Wake Forest University, Winston Salem NC

Investigators

Abstract

The United States Drought Monitor measures the severity of drought as one of six ordered levels, ranging from no drought through exceptional drought. These measurements are taken at all US locations, and updated each week. Using these data to make accurate predictions of future drought would assist water resource managers, agriculture producers, and other crucial sectors of society plan for the risk of drought. However, statistical methods needed to analyze this type of data can be impractical due to computational limitations of fitting the model.
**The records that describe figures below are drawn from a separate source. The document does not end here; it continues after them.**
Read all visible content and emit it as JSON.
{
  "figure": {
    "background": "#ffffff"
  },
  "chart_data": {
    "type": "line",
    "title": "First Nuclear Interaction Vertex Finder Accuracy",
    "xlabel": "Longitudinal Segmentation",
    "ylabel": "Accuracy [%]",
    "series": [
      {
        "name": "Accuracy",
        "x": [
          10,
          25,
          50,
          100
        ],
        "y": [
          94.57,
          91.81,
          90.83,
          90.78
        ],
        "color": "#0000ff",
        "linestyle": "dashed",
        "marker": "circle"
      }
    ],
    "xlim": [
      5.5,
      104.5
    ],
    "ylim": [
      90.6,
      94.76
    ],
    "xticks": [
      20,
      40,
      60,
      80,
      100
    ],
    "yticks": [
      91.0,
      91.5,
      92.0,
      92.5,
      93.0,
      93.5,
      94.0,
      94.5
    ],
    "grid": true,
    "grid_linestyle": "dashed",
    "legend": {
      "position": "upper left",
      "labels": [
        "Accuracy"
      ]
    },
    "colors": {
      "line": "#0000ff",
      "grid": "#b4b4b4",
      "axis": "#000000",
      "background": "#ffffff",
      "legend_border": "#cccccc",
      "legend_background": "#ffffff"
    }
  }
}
With ongoing advances in data collection and storage, the size and computational demands of spatio-temporal ordinal data like the US Drought Monitor will continue to increase. This project will address the challenge by producing new statistical tools which enable the analysis and forecasting of spatio-temporal ordinal data at a controlled computational cost, and thereby support drought research and prediction for the US. The primary objective is to develop novel statistical methodology to efficiently fit a Bayesian hierarchical spatio-temporal model for ordinal data. The model will be interpretable, scalable to large data sets, and specifically designed to support probabilistic predictions reflecting all sources of uncertainty. The approach will address spatial and temporal dependence through low rank projections of random effects onto suitable basis functions, which avoids known problems of confounding with fixed effects, aids with interpretation, and substantially reduces the computational cost of fitting the model. By viewing the data as areal rather than point-referenced, the cost of sampling from the posterior is reduced by avoiding dense matrix inversion, a major limitation of existing methods. The investigators will develop this model with a goal not always at the forefront of other spatio-temporal research efforts --- how to update the model rapidly to incorporate newly emerging observations, without resorting to re-fitting the full model each time. The model will be deployed to study US drought, capturing how prediction uncertainty propagates forward in time, and documenting when and how this uncertainty overtakes the ability to make meaningful predictions. This award reflects NSF's statutory mission and has been deemed worthy of support through evaluation using the Foundation's intellectual merit and broader impacts review criteria.